Inspired by his childhood hunting and fishing in the outdoors, following graduation from Antioch High School in 1952, Don took the train to Pullman, WA, to study forestry at Washington State College (now University), but soon switched to business and economics. After college, he served in the Army for four years at various posts, participating in a number of exercises by the Stanford Research Institute about how to operate small combat units.
 
After graduating from Berkeley’s Boalt Hall School of Law and being admitted to the Bar in 1964, Don joined the legal department at the Bank of America, later moving to smaller law firms, where he specialized in banking and financial institution regulatory law, eventually switching from litigation to transactional law, solving problems with contracts and business transactions. He served as volunteer attorney for the Club for many years and, according to Past President Scott Plakun, “Don played a pivotal role when we reinvented the Club in 2008-10, consulting on the bylaws and helping us figure out how to make things work without an office staff.” He also served at secretary of the San Francisco Rotary Foundation for many years.
 
Don joined the Club in 1986, when it was still meeting at the Palace Hotel. His father had served as the president of the Rotary Club of Antioch, so “I was familiar with Rotary and wanted to get involved with the community and doing things for others,” he says. Don cites “the camaraderie of the meetings, both new and old individuals alike” as a highlight of his membership.

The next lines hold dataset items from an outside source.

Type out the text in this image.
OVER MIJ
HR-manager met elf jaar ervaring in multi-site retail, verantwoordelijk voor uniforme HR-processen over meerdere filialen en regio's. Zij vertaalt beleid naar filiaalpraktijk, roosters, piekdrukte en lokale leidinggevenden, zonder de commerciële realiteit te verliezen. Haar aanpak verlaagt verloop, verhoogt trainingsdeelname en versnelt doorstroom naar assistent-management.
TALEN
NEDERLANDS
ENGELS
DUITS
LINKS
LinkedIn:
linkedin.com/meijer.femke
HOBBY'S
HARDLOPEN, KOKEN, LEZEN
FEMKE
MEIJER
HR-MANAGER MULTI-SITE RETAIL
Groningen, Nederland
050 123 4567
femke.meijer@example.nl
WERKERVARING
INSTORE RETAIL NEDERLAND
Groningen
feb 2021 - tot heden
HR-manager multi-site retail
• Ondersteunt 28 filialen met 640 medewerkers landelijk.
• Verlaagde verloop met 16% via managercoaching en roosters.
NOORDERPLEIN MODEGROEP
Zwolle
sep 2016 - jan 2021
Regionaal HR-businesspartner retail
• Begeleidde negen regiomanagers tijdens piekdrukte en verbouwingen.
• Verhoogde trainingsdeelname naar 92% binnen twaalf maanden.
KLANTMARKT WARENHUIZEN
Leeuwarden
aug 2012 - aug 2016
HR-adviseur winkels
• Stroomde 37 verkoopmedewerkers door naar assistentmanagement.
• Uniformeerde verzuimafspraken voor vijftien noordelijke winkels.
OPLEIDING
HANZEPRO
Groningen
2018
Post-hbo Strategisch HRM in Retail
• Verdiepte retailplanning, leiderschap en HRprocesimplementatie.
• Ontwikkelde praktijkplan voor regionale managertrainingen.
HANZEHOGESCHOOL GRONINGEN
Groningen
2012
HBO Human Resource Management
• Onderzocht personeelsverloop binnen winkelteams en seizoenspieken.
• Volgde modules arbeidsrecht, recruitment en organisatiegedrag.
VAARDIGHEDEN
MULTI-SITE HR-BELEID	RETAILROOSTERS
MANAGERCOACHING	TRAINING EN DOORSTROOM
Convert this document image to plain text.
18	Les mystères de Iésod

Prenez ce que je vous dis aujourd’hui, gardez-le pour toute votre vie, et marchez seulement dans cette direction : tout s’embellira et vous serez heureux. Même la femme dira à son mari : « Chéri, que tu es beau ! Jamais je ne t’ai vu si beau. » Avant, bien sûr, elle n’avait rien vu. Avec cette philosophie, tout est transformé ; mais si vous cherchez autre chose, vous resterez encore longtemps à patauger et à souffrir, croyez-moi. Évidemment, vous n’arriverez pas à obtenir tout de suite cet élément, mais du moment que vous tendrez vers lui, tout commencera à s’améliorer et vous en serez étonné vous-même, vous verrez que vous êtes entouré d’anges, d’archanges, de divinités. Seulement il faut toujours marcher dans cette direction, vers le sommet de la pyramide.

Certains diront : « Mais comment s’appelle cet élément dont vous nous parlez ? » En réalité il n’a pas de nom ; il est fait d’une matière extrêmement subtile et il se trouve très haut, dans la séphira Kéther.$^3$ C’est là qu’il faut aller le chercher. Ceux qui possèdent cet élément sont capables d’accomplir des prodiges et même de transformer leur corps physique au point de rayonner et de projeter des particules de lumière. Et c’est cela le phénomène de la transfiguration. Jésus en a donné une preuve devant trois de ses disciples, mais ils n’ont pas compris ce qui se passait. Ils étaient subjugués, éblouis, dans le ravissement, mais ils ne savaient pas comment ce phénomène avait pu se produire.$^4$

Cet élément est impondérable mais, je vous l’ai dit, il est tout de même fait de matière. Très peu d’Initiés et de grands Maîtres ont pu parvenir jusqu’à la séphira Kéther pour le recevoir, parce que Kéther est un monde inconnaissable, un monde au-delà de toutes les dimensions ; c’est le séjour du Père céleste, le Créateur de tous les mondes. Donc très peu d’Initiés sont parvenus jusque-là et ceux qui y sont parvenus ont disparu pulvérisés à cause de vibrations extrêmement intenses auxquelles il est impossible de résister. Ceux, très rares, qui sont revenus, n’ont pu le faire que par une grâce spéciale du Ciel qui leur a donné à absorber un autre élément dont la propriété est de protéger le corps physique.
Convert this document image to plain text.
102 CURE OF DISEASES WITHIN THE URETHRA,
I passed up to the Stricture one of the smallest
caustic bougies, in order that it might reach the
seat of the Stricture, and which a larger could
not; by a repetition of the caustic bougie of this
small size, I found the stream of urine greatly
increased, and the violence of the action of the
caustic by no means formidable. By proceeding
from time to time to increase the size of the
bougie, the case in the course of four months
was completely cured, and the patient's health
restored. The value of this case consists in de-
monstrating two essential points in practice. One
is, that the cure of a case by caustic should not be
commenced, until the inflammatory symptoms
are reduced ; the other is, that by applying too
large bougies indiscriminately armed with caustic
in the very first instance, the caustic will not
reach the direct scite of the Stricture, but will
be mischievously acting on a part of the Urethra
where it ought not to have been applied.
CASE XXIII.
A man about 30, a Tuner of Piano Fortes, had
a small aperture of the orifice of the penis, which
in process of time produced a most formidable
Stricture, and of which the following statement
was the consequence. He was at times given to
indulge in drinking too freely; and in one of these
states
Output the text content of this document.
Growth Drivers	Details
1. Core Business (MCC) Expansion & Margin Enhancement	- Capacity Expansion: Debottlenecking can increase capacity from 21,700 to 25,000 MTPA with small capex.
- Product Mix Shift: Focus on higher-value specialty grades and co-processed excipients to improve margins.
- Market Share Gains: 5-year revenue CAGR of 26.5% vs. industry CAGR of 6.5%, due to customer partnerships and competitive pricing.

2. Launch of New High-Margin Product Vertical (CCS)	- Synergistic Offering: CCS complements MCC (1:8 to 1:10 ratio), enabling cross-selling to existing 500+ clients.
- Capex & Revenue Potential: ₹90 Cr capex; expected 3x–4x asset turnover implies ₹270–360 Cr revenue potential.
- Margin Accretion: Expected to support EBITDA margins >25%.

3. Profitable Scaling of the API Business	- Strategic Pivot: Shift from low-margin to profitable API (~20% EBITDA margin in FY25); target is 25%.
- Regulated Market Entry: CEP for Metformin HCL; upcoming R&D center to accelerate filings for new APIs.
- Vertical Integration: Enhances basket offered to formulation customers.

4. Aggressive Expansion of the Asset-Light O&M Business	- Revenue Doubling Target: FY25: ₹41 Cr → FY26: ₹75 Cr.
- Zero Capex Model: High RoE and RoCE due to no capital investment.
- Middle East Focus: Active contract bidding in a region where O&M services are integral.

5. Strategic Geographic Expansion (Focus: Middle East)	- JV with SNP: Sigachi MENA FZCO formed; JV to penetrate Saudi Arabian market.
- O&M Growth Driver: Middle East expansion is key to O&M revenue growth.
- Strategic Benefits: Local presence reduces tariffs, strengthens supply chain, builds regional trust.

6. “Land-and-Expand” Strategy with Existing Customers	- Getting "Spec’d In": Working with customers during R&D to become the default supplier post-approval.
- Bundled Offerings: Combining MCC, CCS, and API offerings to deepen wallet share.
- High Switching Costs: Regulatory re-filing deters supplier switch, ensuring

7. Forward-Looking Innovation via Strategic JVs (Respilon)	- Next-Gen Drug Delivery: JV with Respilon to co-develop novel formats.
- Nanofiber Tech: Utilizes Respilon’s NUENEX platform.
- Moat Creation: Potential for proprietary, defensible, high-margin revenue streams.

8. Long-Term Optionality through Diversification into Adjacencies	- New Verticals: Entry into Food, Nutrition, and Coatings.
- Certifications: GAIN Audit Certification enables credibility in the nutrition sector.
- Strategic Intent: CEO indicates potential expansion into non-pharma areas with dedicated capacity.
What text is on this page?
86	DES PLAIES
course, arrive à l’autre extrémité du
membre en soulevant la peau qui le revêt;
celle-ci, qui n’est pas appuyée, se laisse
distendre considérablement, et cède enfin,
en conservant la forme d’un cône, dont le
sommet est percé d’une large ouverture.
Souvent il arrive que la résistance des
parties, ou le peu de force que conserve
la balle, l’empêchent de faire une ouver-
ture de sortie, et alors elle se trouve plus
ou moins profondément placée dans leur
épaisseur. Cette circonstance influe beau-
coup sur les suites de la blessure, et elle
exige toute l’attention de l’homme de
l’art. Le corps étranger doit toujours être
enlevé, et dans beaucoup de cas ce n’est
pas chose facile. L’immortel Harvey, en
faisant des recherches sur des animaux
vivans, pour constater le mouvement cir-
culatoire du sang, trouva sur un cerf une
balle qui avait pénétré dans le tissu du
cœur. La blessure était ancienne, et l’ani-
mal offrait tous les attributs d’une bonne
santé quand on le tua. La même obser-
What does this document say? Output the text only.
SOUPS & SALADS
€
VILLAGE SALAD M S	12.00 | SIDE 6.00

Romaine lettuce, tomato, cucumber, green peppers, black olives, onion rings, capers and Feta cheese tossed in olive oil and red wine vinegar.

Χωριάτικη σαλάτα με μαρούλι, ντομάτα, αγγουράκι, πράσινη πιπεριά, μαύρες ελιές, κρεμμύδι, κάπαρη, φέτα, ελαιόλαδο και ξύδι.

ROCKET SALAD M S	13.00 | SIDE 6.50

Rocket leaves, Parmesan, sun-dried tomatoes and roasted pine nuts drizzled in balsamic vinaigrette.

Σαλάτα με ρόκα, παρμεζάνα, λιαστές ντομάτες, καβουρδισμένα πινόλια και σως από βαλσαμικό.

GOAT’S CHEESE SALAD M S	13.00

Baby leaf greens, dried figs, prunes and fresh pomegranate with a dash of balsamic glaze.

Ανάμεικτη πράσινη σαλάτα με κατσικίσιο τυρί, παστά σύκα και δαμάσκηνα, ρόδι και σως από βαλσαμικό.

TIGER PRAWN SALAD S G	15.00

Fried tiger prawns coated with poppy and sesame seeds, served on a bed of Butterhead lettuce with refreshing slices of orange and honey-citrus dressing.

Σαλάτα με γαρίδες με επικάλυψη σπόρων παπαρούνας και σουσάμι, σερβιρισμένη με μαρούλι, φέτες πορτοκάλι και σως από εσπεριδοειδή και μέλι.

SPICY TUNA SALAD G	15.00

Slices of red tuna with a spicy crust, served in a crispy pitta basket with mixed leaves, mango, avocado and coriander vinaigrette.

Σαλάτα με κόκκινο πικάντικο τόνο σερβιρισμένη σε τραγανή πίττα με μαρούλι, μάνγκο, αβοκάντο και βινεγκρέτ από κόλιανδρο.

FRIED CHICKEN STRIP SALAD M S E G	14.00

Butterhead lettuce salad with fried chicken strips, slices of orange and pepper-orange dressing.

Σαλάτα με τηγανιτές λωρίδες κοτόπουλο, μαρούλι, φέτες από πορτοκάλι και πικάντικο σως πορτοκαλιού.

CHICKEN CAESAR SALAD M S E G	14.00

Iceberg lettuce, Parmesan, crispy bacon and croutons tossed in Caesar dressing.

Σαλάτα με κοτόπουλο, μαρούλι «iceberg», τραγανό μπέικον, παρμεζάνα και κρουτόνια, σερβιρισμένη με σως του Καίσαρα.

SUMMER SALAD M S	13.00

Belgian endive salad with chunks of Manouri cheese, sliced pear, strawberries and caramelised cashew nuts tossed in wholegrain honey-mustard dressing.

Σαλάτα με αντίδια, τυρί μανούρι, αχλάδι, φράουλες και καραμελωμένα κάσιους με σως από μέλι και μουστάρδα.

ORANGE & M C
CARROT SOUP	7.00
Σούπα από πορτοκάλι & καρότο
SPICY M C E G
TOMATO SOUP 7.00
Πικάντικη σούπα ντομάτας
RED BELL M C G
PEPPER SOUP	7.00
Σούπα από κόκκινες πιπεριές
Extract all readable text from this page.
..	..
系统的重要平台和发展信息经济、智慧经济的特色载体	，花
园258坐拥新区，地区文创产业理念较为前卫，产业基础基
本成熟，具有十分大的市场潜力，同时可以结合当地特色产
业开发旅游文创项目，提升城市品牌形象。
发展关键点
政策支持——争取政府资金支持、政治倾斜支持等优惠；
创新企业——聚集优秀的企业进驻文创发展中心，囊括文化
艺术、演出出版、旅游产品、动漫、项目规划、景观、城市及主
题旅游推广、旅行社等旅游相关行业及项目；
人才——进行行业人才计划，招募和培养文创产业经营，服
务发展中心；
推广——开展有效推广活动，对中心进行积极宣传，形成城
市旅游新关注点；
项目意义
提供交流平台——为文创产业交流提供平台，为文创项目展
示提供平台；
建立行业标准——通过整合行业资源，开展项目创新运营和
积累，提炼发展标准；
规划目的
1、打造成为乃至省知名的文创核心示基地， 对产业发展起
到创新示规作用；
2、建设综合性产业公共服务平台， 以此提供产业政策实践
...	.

In addition to hunting and fishing, Don led hiking trips in the mountains for the Sierra Club for many years. He also serves as president of Italian Community Services, founded in 1916 by A.P. Giannini and others to provide English lessons and social services to Italian immigrants.

He and Mary Ann live in Piedmont, but are “in the process of moving to Oakland,” he says. They have a son in Salinas who ships vegetables and fruit, mostly strawberries, under a “controlled atmosphere”; and a daughter in Libertyville, IL, who works for the Semper Fi Project that serves Marines and their families.

Don will turn 85 in April and says he is “trying to phase out of work. I’m headed toward retirement after 54 years practicing law.”